Aber wir genießen große Sympathie unter der Bevölkerung und haben die Hoffnung, daß irgendwann einmal alle zur Waffe greifen. Mit dem Phänomen der Gejagten verwandelt sich der Aufstand in eine neue Phase mit einer kontinuierlichen militärischen Komponente. Jeden Tag gibt es in den letzten vier Monaten ein bis zwei Aktionen. Statt Steinen fliegen jetzt Kugeln.

Ist die Besatzung militärisch nicht stärker?

Sicher. Aber wenn wir heute Steine werfen, eröffnet die Armee sofort das Feuer und tötet uns. Dabei richten wir nichts aus. Die militante Aktion bringt dagegen Erfolg. Mit den Erschießungen und Erdolchungen tut sich etwas in der israelischen öffentlichen Meinung, und die Menschen in Israel leben wie wir in ständiger Angst.

Was halten Sie von den Nahostgesprächen, die am 20. dieses Monats wieder beginnen sollen?

Das betrachte ich als gescheitert. Selbst wenn sie uns Selbstbestimmung geben sollten. Das macht noch lange keinen Staat und keine eigene Armee. Sie werden uns nie eine eigenständige ökonomische Entwicklung erlauben. Wer heute einen Kompromiß akzeptiert, der ist schwach. Der würde auch zustimmen, wenn sie uns zum Beispiel nur ein paar Flüchtlingslager zurückgeben würden.

Warum sind Sie der Dschihad- Islami-Gruppe beigetreten?

Sie war von Anfang an gut organisiert und hat sich dabei auf militärische Aktionen konzentriert. Sie nennt sich nicht nur islamisch, sondern ist so islamisch, wie ich mir das vorstelle.

Was bedeutet für Sie islamisch?

Man trifft sich nicht mit dem Feind oder den Ungläubigen, weil es das Ziel des Westens ist, uns zu zerschlagen. Wir wollen die islamische Gemeinschaft reformieren. Deswegen werden wir vom Westen, von den arabischen Regimen und selbst von anderen Gruppen auf der palästinensischen Straße bekämpft.
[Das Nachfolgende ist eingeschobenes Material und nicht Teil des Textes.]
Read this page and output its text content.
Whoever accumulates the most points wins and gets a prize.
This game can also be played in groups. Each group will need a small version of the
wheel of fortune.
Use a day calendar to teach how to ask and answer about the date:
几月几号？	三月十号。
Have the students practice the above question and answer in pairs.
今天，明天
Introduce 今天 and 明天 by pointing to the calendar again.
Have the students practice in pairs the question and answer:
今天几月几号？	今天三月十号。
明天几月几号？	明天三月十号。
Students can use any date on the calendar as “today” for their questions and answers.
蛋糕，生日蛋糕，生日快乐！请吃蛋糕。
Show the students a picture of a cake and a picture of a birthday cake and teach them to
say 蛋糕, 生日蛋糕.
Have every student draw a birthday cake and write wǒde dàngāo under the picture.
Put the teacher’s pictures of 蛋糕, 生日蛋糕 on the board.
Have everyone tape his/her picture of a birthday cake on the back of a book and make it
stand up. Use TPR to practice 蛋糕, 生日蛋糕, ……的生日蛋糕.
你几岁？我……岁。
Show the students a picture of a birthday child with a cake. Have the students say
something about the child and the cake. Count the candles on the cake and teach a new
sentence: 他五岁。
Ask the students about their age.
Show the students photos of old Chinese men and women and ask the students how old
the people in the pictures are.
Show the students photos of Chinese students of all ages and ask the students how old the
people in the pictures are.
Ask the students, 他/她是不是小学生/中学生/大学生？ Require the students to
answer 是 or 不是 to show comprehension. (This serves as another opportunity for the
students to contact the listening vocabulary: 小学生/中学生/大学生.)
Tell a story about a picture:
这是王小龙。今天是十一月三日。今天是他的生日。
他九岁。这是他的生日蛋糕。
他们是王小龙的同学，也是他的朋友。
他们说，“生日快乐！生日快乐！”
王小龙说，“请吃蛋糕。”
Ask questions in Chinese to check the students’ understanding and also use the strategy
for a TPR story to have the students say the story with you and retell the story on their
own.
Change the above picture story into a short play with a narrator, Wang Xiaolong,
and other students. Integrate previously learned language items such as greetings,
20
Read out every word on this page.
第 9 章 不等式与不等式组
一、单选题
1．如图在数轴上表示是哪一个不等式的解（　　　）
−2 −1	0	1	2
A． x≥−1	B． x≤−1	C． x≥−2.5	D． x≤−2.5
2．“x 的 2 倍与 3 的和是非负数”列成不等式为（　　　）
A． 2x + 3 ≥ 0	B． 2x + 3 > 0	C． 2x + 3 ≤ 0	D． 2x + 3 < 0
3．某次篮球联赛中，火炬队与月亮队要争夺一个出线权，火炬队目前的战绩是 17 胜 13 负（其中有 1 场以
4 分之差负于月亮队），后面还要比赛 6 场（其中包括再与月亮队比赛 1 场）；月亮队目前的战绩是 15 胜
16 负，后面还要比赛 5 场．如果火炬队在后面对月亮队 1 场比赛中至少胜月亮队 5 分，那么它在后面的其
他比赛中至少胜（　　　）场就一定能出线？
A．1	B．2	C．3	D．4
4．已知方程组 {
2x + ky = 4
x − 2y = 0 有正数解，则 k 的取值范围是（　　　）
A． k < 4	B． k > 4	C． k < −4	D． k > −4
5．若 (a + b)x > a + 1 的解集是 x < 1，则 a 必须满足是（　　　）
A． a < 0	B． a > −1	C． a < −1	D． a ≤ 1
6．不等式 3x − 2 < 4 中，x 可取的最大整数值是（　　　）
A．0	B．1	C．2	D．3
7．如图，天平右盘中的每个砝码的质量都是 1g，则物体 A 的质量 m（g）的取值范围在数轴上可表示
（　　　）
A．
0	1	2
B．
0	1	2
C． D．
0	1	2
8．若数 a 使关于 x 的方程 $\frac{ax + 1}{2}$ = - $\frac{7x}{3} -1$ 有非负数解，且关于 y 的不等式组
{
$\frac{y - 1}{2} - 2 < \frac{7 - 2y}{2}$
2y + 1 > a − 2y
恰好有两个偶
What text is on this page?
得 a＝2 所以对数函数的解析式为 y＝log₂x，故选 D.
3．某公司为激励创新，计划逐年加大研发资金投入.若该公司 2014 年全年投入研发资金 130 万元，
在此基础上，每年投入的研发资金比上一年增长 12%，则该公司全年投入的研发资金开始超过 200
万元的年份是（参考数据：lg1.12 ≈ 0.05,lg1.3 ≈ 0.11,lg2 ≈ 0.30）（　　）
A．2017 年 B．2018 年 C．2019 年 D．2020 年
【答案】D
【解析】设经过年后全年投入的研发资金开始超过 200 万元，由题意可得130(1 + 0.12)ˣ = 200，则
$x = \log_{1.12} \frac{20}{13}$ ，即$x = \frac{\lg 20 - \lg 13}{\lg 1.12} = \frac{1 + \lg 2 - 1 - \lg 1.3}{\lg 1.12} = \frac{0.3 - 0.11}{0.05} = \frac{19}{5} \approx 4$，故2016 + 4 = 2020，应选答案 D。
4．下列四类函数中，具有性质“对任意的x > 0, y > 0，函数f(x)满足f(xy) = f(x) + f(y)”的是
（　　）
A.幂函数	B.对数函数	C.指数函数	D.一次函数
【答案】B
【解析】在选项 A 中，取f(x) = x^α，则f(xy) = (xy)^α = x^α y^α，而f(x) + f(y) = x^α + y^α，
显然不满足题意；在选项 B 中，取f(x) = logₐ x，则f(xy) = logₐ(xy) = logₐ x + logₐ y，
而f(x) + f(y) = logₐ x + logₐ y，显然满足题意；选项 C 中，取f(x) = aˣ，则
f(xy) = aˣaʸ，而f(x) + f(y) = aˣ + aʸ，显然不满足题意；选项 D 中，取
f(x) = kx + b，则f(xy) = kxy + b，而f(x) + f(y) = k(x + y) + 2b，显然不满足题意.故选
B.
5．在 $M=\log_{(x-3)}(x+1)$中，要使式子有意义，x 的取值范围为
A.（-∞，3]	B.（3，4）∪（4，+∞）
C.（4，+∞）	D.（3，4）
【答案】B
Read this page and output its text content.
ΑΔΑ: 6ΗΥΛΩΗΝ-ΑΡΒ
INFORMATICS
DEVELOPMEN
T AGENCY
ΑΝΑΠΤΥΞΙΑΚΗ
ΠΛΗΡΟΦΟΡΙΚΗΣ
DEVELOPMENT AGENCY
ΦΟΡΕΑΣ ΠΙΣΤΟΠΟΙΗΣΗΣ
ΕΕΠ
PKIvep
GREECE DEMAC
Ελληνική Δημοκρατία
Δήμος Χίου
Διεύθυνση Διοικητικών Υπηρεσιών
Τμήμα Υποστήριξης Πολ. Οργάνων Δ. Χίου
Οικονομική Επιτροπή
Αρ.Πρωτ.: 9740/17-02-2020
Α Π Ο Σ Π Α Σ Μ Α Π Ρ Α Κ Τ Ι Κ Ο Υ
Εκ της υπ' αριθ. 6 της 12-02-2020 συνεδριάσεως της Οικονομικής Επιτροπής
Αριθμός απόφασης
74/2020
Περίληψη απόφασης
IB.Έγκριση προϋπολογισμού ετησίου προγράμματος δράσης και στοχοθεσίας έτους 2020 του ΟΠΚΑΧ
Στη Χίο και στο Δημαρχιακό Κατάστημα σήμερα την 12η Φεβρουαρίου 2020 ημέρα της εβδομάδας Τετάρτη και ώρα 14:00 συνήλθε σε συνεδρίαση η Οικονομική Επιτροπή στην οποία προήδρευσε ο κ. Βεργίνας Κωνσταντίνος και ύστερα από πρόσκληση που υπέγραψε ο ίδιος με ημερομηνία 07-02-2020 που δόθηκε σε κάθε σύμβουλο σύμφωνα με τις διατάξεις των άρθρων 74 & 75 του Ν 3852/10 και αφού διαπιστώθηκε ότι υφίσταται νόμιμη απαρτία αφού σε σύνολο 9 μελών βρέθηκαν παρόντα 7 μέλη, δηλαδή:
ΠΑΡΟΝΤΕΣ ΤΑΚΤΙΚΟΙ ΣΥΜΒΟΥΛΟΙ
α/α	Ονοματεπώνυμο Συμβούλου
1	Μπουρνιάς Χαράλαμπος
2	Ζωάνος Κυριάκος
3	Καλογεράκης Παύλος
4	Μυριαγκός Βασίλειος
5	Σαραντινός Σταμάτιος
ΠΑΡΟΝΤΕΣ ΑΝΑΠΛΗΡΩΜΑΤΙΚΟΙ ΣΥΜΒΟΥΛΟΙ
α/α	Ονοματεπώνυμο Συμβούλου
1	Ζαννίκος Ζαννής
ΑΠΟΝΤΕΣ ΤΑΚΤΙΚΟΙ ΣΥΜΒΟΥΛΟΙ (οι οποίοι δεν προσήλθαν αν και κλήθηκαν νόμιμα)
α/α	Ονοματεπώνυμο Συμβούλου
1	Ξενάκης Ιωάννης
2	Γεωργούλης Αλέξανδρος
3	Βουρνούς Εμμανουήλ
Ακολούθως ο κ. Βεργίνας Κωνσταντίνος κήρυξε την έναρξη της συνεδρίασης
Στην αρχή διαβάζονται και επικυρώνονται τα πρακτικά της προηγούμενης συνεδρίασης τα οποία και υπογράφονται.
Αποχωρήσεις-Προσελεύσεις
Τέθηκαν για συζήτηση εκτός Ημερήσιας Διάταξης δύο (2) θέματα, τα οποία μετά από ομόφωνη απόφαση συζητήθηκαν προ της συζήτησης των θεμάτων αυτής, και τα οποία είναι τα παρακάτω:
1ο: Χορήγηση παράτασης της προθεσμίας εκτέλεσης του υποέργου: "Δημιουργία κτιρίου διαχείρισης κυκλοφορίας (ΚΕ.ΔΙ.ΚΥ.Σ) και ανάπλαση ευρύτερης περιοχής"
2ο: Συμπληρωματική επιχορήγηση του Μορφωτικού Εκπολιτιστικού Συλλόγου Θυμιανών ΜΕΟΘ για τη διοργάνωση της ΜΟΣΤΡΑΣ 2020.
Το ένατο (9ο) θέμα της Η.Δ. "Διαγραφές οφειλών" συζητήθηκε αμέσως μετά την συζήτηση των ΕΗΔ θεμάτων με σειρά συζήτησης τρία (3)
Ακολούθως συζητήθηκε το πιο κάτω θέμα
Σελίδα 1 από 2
Gibt es eine Konkurrenz zwischen den Gruppierungen im militärischen Bereich?

Natürlich. Die Leute auf der Straße heute stimmen solchen Aktionen zu. Wer Worte in Taten umsetzt, von dem sind die Leute am meisten überzeugt.

Was halten Sie von der islamistischen Hamas-Bewegung?

Bei all meinem Respekt, die Brüder von Hamas ändern ständig ihren Standpunkt gemäß dem Interesse ihrer Organisation. Zuerst haben sie die PLO bekämpft. Vor einigen Monaten haben sie dann die PLO aufgefordert, in der Frage der Deportierten zu intervenieren. Dann treffen sie sich mit Arafat im Sudan. Sie versuchen Hamas an jede Situation anzupassen. Ihr Sprecher bei den Deportierten Ghantisi im Südlibanon sagt, es darf kein Treffen mit der PLO geben. Die verantwortlichen Hamas- Offiziellen in Jordanien dagegen fordern, man müsse einen einheitlichen Standpunkt mit der PLO finden.

Wie ist Ihr Verhältnis zur PLO?

Wir unterhalten gute Beziehungen zu allen Organisationen, obwohl wir eine Minderheit sind. Sie alle unterstützen unsere Aktionen.

Was möchte der Dschihad Islami in der palästinensischen Gesellschaft erreichen?

Wir richten unsere Ziele nicht danach aus, was die Leute wünschen, sondern danach, was uns Koran und Sunna (die Überlieferung des Propheten Muhammad) uns vorschreibt.

Was bedeutet das für die christliche Minderheit unter den Palästinensern und die palästinensischen Frauen?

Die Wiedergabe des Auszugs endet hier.